Deep Feature Learning for Graphs
It addresses graph representation learning for large networks, offering improvements in efficiency and accuracy, but appears incremental as it builds on existing graph feature learning methods.
This paper tackles the problem of learning deep node and edge representations from large attributed graphs by introducing DeepGL, a general graph representation learning framework that automatically learns hierarchical features. The result shows DeepGL is effective for transfer learning, space-efficient with up to 6x less memory, fast with up to 182x speedup, and accurate with an average improvement of 20% or more on many tasks.

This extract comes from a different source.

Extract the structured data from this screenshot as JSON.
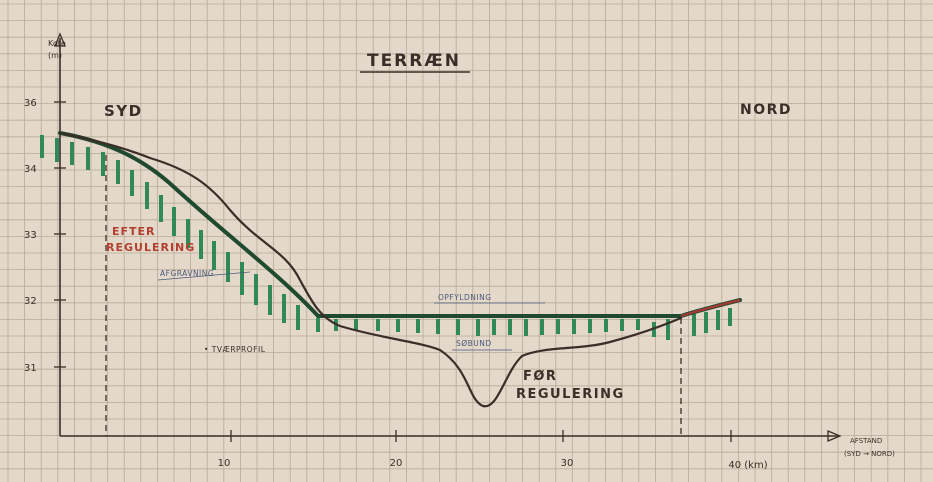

This paper presents a general graph representation learning framework called DeepGL for learning deep node and edge representations from large (attributed) graphs. In particular, DeepGL begins by deriving a set of base features (e.g., graphlet features) and automatically learns a multi-layered hierarchical graph representation where each successive layer leverages the output from the previous layer to learn features of a higher-order. Contrary to previous work, DeepGL learns relational functions (each representing a feature) that generalize across-networks and therefore useful for graph-based transfer learning tasks. Moreover, DeepGL naturally supports attributed graphs, learns interpretable features, and is space-efficient (by learning sparse feature vectors). In addition, DeepGL is expressive, flexible with many interchangeable components, efficient with a time complexity of $\mathcal{O}(|E|)$, and scalable for large networks via an efficient parallel implementation. Compared with the state-of-the-art method, DeepGL is (1) effective for across-network transfer learning tasks and attributed graph representation learning, (2) space-efficient requiring up to 6x less memory, (3) fast with up to 182x speedup in runtime performance, and (4) accurate with an average improvement of 20% or more on many learning tasks.